By including “beds” in the model, we aim to account for any variation in price that is associated with the number of bedrooms, beyond what is already explained by the square footage. This can lead to a more accurate and robust model for predicting apartment prices based on these features.
url_ <- "https://raw.githubusercontent.com/leontoddjohnson/datasets/main/data/apartments/apartments.csv"
apts <- read_delim(url_, delim = ",")
## Rows: 492 Columns: 8
## ── Column specification ────────────────────────────────────────────────────────
## Delimiter: ","
## dbl (8): in_sf, beds, bath, price, year_built, sqft, price_per_sqft, elevation
##
## ℹ Use `spec()` to retrieve the full column specification for this data.
## ℹ Specify the column types or set `show_col_types = FALSE` to quiet this message.
# repeating the transformations
apts <- apts |>
mutate(price_per_sqft_2 = price_per_sqft ^ 2,
log_price = log(price),
sqrt_sqft = sqrt(sqft))
Deviance
Maybe show display?
model1 <- glm(in_sf ~ elevation, data = apts,
family = binomial(link = 'logit'))
model2 <- glm(in_sf ~ sqft, data = apts,
family = binomial(link = 'logit'))
paste("Model 1 Deviance", round(model1$deviance, 1))
## [1] "Model 1 Deviance 300.1"
paste("Model 2 Deviance", round(model2$deviance, 1))

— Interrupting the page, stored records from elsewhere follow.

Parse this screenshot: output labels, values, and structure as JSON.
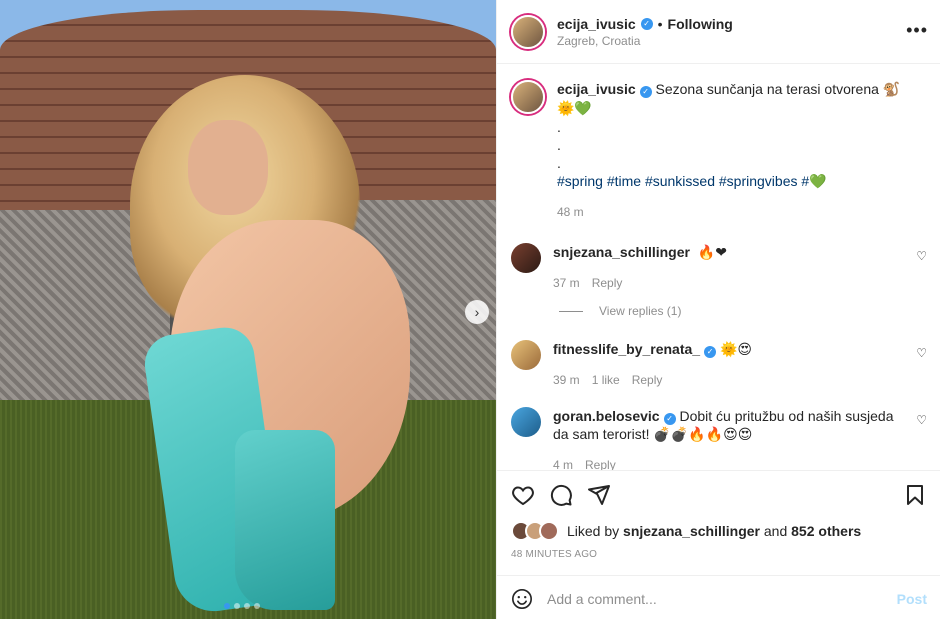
{
  "post": {
    "carousel_next_icon": "chevron-right-icon",
    "dots_count": 4,
    "active_dot": 0
  },
  "header": {
    "username": "ecija_ivusic",
    "separator": "•",
    "follow_status": "Following",
    "location": "Zagreb, Croatia",
    "more_icon": "more-options-icon"
  },
  "caption": {
    "username": "ecija_ivusic",
    "text": "Sezona sunčanja na terasi otvorena",
    "emojis": "🐒🌞💚",
    "dots": [
      ".",
      ".",
      "."
    ],
    "hashtags": [
      "#spring",
      "#time",
      "#sunkissed",
      "#springvibes",
      "#"
    ],
    "trailing_emoji": "💚",
    "time": "48 m"
  },
  "comments": [
    {
      "username": "snjezana_schillinger",
      "verified": false,
      "text": "",
      "emojis": "🔥❤",
      "time": "37 m",
      "likes": "",
      "reply": "Reply",
      "view_replies": "View replies (1)"
    },
    {
      "username": "fitnesslife_by_renata_",
      "verified": true,
      "text": "",
      "emojis": "🌞😍",
      "time": "39 m",
      "likes": "1 like",
      "reply": "Reply",
      "view_replies": ""
    },
    {
      "username": "goran.belosevic",
      "verified": true,
      "text": "Dobit ću pritužbu od naših susjeda da sam terorist!",
      "emojis": "💣💣🔥🔥😍😍",
      "time": "4 m",
      "likes": "",
      "reply": "Reply",
      "view_replies": ""
    }
  ],
  "actions": {
    "like_icon": "heart-icon",
    "comment_icon": "comment-icon",
    "share_icon": "share-icon",
    "save_icon": "bookmark-icon",
    "liked_by_prefix": "Liked by",
    "liked_by_user": "snjezana_schillinger",
    "liked_by_and": "and",
    "liked_by_others": "852 others",
    "timestamp": "48 MINUTES AGO"
  },
  "add_comment": {
    "emoji_icon": "smiley-icon",
    "placeholder": "Add a comment...",
    "post_label": "Post"
  },
  "colors": {
    "link": "#00376b",
    "verified": "#3897f0",
    "muted": "#8e8e8e",
    "post_disabled": "#b2dffc"
  }
}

## [1] "Model 2 Deviance 671.6"
#Here are some potential improvements and explanations:
#Enhanced Visualization
#Highlight Observed Data
#Interactive Elements
In this updated version, we increased the line and point sizes for better visibility, highlighted the observed data with a gray dashed line, and improved the legend labels and color palette for clarity. Additionally, we used the minimal theme for a cleaner appearance. These changes enhance the overall readability and interpretability of the plot.
library(ggplot2)
n_flips <- 10
n_observed <- 6
# Generate data frame for likelihood calculation
df_flips <- data.frame(
flips = rep(seq(0, n_flips), 3),
probs = c(rep(0.25, n_flips + 1),
rep(0.5, n_flips + 1),
rep(0.75, n_flips + 1))
)
# Plot likelihood of observing heads
ggplot(data = df_flips,
mapping = aes(x = flips,
y = dbinom(flips, size = n_flips, prob = probs),
color = factor(probs))) +
geom_line(linewidth = 1) + # Use linewidth instead of size
geom_point(size = 3) + # Keep point size as it is
geom_vline(xintercept = n_observed,
color = 'gray', linetype = 'dashed', linewidth = 1) + # Highlight observed data
labs(title = "Likelihood for Candidate Coin Probabailities",
x = "Number of Flips",
y = "Likelihood",
color = "Probability of Heads") + # Update legend title
scale_x_continuous(breaks = 0:10) +
scale_y_continuous(limits = c(0, 0.5)) +
scale_color_manual(values = c("blue", "green", "red"), # Update color palette
labels = c("0.25", "0.50", "0.75")) + # Update legend labels
theme_minimal() # Use minimal theme for cleaner appearance
##Cost Function:
Provides a comprehensive explanation of the cost function in GLMs, illustrating its role in maximizing likelihood and minimizing error. Highlights the importance of understanding cost functions for model fitting and evaluation, emphasizing their practical significance in statistical modeling.
##Logistic Regression:
Offers a succinct overview of logistic regression and its application in binary classification problems. Clarifies the interpretation of model deviance in logistic regression, emphasizing its role in evaluating classification accuracy and model performance.
##Model Comparison:
Presents a thorough examination of various model comparison methods, including deviance, AIC, and BIC. Demonstrates the importance of selecting appropriate criteria for evaluating model fit and highlights the complementary nature of different evaluation metrics.
##ANOVA and Nested Models:
Provides clear insights into ANOVA for nested models and its utility in assessing differences in model deviance. Illustrates the practical application of ANOVA in comparing nested GLM models, emphasizing its role in identifying significant improvements in model fit.